Going back to the automotive dealer and remembering that a 2/3s or 3/4s of the dealer’s profit comes from something other than selling cars, one has to ask what the affect of these non-core transactions have on the core product. When a customer is about to lay down $30,000 for a new truck and is then offered a $2000 extended service agreement, rust protection ($500), pre-paid maintenance ($400), tire coverage ($300), and taken on a tour of the dealer’s real profit center, the completely packed service department (full of $25 per hour techs and $80k per year service writers), what does that really say to the customer about the quality of the vehicle that he/she is buying?

What happens, then, when the customer does go in for his/her 40k service? The $80k per year service writer and $25.00 per hour tech aren’t there just to change the oil and check the belts, they are there to “up-sale” service (more harvesting of the long tail…that can go on literally for years on each car). The tech goes over the car with a fine-toothed comb checking those issues which are known to be wrong with the particular vehicle (every manufacturer has hundreds of Technical Service Bulitins on each of it’s vehicles…more or less these are sales aides for the service department), they call this the 25, 75 or 125 point inspection. The customer then finds that their routine maintenance visit has uncovered $1500.00 in needed repairs to their 40k vehicle; and this customer didn’t even know that they were concerned about anything.

Enough years of this sort of harvesting from the tail and a manufacturer gets a reputation for poor quality. Take Chevrolet, for instance. They have no more or no fewer known problems (technically) than Honda or Toyota (as measured by Technical Service Bulletins) but Chevrolet has a reputation as being less dependable than Honda or Toyota…why is that?

I’ve got an idea about that as well. This is completely unscientific, but I’ve worked in the industry for ten years and I can say that Chevrolet dealers, and Ford dealers, push service to an extent that’s relatively unheard of on the import side. A Chevrolet dealer will know long lists of TSBs by heart for each vehicle that comes into their shop, while the Honda dealer will know only a couple of the biggest and most important ones. Import dealers also tend to sell different types of what are called “tech find” jobs (jobs that the technition finds on the vehicle inspections) than domestics do. A Honda dealer will routinely ask for control arm bushings even though a customer wasn’t concerned with the way the vehicle handled, but a Chevrolet dealer will sell the customer a differential that they didn’t know they were worried about.

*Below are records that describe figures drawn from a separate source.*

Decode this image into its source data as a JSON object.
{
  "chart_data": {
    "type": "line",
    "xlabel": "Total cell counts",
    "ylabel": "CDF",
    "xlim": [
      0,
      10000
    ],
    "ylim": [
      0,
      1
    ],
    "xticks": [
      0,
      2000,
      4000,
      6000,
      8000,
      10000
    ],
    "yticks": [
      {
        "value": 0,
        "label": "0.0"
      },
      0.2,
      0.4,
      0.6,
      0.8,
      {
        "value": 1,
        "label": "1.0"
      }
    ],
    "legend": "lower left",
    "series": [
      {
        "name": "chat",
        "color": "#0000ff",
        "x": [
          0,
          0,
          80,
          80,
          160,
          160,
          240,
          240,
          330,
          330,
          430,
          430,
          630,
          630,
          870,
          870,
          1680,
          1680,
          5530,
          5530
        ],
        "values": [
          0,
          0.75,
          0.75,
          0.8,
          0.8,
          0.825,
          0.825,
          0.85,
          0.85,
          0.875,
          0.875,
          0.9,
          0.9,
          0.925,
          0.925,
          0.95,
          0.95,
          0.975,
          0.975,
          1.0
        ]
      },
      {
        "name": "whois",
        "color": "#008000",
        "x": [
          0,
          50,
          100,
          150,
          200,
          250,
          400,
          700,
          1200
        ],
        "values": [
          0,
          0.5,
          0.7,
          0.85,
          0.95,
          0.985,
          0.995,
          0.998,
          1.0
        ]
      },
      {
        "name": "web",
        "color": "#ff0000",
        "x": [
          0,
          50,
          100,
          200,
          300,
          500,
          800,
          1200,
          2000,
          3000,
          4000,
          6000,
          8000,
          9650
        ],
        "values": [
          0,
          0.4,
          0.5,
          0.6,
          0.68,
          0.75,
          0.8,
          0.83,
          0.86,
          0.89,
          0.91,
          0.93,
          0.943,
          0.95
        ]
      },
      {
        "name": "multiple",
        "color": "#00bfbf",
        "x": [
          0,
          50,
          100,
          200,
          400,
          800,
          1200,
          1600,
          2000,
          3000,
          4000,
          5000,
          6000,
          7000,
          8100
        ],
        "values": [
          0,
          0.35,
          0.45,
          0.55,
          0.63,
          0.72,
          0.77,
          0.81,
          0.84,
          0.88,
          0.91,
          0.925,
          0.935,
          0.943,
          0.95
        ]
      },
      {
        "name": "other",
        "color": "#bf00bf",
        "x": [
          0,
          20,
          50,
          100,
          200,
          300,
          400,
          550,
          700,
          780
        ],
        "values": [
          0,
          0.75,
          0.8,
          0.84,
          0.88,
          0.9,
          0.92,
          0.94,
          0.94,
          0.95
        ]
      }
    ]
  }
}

None of this is to say that the Imports are “better” from a customers standpoint, they are simply behind. They’ve gotten much better at selling the F&I products over the last decade, and their service departments are becoming more professional and developed as well. If my theory of over-harvesting of the long tail is true, then we should be seeing, or soon see, the image of even Toyota and Honda as manufacturers of extremely durable and reliable vehicles ebb. Well, the July 24th issue of Automotive News has the president of Toyota begging mercy and claiming extreme self-disappointment over recent quality concerns surrounding his company’s products. Interesting, huh?